At least none of them seemed to be archmages, here in this tavern. There might’ve been druids amongst the crowd, but the spells of a mage took time to cast, and preparation too. Other people had got up from their chairs to assist in searching for me but by the time they realised what they were doing I had entered the crack Zel’s clairvoyance had identified for her, working my way under the floorboards.

The black hole I entered was inviting, not disconcerting. I liked the darkness, the closeness. I was darkmage enemy number one, but at least I was free.

Dusty cobwebs, the husks of spiders, the sounds above me…

“Where has the little dropstain gone?”

“What in the name of the Five is happening, lad?”

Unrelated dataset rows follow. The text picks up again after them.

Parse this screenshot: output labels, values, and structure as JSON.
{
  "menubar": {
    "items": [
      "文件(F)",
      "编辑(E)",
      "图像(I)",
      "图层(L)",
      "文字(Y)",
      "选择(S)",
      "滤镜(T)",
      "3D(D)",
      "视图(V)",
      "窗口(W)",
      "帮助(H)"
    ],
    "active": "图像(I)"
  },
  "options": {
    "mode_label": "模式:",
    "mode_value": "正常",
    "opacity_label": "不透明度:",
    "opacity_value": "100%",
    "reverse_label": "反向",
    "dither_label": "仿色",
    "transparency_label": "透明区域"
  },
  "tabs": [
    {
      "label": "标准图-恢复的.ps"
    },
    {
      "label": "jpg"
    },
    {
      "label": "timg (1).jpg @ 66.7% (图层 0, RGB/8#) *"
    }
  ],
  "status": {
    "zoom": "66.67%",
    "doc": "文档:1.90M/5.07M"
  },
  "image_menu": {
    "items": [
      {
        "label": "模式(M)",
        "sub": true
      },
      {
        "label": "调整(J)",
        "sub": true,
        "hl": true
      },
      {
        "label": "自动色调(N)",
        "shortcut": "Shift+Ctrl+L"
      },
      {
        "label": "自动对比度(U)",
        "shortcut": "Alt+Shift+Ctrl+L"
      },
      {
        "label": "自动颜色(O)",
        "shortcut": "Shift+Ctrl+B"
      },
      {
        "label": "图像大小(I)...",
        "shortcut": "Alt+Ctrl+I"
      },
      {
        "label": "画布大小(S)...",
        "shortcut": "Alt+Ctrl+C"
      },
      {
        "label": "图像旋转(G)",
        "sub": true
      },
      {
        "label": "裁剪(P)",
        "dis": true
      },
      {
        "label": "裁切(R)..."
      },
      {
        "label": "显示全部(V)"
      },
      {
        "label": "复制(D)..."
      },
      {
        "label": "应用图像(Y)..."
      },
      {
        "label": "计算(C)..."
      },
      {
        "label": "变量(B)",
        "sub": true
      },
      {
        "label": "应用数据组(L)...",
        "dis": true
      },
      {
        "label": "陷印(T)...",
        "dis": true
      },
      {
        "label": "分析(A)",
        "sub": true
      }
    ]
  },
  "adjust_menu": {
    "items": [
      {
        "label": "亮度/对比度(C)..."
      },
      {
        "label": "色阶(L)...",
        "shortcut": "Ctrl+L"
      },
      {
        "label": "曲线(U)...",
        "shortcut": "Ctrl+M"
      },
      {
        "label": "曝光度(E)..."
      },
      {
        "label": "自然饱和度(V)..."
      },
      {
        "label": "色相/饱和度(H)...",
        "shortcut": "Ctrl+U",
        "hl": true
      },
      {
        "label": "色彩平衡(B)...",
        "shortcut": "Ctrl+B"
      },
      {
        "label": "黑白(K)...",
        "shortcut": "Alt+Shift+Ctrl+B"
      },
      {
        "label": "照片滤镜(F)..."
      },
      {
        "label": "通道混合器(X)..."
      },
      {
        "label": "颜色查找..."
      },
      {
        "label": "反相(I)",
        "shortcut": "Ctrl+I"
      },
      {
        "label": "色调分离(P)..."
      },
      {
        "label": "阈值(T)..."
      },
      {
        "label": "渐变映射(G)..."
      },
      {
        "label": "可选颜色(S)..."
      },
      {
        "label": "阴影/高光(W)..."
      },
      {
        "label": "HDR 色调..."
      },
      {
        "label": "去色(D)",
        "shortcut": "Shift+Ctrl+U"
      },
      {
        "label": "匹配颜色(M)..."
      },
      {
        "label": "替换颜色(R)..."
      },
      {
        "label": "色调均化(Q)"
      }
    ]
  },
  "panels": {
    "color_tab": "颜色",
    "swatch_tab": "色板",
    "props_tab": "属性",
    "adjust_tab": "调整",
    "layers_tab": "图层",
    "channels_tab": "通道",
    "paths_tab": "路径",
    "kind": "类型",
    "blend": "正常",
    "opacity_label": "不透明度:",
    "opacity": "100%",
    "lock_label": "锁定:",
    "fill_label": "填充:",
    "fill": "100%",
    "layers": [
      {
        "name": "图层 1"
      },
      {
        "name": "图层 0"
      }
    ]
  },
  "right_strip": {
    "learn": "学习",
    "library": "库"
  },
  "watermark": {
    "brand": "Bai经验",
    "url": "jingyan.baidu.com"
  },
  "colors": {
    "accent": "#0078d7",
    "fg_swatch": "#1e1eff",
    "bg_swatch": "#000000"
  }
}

“The rat, sir! We’ve got to find the rat, on the double!”

Somewhere in here, there were the sounds of other rats, too – the scents of other rats…

I got under the floorboards and stopped. Impulses wracked my weird little muscles. There were scents that made my stomach rumble… scents that made me want to huddle up with other rats for warmth and comfort… scents that scared me and made me do a little rat-wee.

Now I was glad Zel wasn’t currently onboard.

Despite the strange urges I was feeling, the spell hadn’t actually rescinded my willpower or control, and I followed the route she’d outlined. There was another gap – here, through some chewed-out gypsum plaster…

“My lord.” It was Jargrin’s voice, through the wall – he was in the basement too. The door he’d used from the main room must’ve led him down some stairs or a ladder. Was he trying to cut me off? Did he know where I was?

“We do not appreciate this interruption, boy.” A woman, her voice fainter.

“It’s urgent, my lady.”

“Let the boy in, Rissala.” A man. Deep-voiced, like Uthon. “This is Zanedar’s son.”

“I do not care. I wish to –”

“With all due respect, my lady, this cannot wait,” Jargrin implored.

“Come in.” The man again, commanding, confident.

I heard a footfall, and now Jargrin’s voice faded slightly, matching theirs in volume: “My lord, there is a good chance Feychilde is loose in the building.”

“Feychilde!” the woman growled.

“That abomination,” the man muttered. “Here! How?”

No.

Not him. Not them.

I reeled a little bit, for a moment. Uthon’s voice had made me think of him, in the first place.

Suddenly Jargrin’s shock and opportunism made sense. Jargrin knew.

He knew Soulbiter and Screamsong were here all along.